44、誰ルートなのでしょうか?
そういえば、と寮の廊下をレオン様との約束の場所へ向かってサラを連れて歩きながら思い返す。
アイナ嬢は誰ルートを選択したのだろうか。
このゲームでは今夜のパーティーで1回目のルート選択イベントがあるはず。確か今までのストーリーは、
『馬車が壊れ急いで向かったものの入学式に遅れてしまったが、レオンハルト王太子殿下に聖堂の場所を教えてもらい、コケたところをジオラークに馬鹿にされながら助けられ、一緒にいたリュシュアに制服の汚れを取るためにハンカチを借りる。最後にマーフェディアという攻略キャラに門の護衛を誤魔化してもらい聖堂へ入り、聖女に選ばれる』
というもの。
このパーティーでは今出てきた4人からしか選べないが、2度目のルート選択イベントでは全キャラクターの中から選べるようになるはずである。
確かパーティーで最初に話しかけに行く人が選択したキャラなのだっけ?「今朝は助けてくれてありがとう」と周りの女の子の人だかりをかき分けて伝えるから彼らの記憶に残るのだったか。
「リズ!」
「レオン様、お待たせしましたか?」
「いや?……やっぱり君はとても美しいね、似合っているよ」
「……んえっ?……ありがとうございます」
とろけるような表情でそんなこと言うから変な声出たんだけど。
この顔あれでしょ?ハッピーエンドのエンディングスチルのヒロインを抱き上げながらの甘い笑顔だよね?
私このスチル見て友達に引かれるくらい興奮したんだから、そんなん生で見せるなんて私を殺す気ですか?殺されるのは断罪イベントだけだと思ってたのに、こんなところで命の危険を感じるとは……
「ねぇリズ、なんでそんなに距離をとるんだい?」
「……い、命の危険を察知しまして」
「どういうことかな?」と久しぶりのダークネスオーラをまとった笑顔で私の腰を抱き寄せるレオン様に顔がひきつる。

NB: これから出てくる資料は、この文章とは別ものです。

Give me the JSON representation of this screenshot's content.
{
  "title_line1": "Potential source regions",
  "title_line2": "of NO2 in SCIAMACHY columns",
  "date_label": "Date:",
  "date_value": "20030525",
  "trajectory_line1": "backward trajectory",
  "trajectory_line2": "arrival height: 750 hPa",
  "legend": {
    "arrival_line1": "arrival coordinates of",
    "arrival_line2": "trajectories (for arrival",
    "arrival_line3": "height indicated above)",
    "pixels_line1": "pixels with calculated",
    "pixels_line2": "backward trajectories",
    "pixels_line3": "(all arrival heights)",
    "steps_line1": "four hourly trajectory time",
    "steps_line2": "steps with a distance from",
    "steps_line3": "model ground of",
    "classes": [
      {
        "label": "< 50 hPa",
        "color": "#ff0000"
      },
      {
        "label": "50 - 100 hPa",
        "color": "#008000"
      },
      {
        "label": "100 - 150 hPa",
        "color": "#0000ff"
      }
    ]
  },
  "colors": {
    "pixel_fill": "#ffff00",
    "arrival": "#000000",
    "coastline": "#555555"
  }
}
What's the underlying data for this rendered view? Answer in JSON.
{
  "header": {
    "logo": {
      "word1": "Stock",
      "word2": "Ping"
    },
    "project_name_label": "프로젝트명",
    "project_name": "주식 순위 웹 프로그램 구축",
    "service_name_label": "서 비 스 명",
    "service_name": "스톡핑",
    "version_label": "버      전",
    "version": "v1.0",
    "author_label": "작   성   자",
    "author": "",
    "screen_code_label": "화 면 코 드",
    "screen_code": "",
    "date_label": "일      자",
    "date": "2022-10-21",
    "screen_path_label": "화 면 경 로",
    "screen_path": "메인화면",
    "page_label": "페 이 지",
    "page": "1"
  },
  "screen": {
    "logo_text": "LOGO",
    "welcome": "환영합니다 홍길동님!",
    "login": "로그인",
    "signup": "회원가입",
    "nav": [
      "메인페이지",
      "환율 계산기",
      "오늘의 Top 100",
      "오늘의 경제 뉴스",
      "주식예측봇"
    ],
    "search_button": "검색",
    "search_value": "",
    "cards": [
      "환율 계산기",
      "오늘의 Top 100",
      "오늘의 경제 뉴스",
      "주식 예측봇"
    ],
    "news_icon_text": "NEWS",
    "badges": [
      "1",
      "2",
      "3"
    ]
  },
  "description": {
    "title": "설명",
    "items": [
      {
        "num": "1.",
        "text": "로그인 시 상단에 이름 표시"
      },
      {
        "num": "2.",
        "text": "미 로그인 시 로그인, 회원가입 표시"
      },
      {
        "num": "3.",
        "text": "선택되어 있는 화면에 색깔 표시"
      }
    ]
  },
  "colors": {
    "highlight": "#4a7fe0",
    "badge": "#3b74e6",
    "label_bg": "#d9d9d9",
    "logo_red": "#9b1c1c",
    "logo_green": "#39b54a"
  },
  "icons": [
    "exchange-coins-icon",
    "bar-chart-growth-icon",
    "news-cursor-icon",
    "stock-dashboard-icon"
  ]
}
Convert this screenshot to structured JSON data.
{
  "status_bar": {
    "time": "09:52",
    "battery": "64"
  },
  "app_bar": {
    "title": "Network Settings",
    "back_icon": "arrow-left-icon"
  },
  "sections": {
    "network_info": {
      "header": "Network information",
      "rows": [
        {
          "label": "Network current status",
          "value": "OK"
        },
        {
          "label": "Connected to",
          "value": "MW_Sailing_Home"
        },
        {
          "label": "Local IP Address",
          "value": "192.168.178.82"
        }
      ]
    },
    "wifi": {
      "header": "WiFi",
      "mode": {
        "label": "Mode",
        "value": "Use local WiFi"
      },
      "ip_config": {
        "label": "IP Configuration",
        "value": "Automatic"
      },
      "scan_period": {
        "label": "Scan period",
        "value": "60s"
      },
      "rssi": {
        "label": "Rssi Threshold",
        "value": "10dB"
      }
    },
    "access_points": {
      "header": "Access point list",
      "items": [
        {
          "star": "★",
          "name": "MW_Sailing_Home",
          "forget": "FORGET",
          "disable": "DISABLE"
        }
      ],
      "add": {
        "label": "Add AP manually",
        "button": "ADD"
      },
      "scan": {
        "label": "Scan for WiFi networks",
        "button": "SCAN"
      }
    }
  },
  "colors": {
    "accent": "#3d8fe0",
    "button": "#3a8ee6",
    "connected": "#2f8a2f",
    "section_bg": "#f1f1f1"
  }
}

そうだった、貴方腹黒設定でしたよね?今まで情けない姿を見て……は失礼だけど、婚約解消しないでと死にものぐるいで私に擦り寄っていた姿を見ていたのだから忘れてたわ。
「……リズ、顔が赤」
「レオン様!早く参りましょうか!」
感動するような表情で私を見つめるレオン様に、誤魔化すように大声を出して急かす。
私の腰にまわった手に自分の手を添えながら引っ張ると、『不本意』と顔に書いてあるようなレオン様は渋々歩き出してくれた。
誤魔化せて……ないよねこれ?
「……こういうのは使用人の前でするものではないと思うのですが」
寮の目の前だと忘れている2人に見せつけられたサラは深いため息をついて、旦那様に定期的に出すお嬢様の報告書に、このことをきっちり書いてやろうと1人決意した。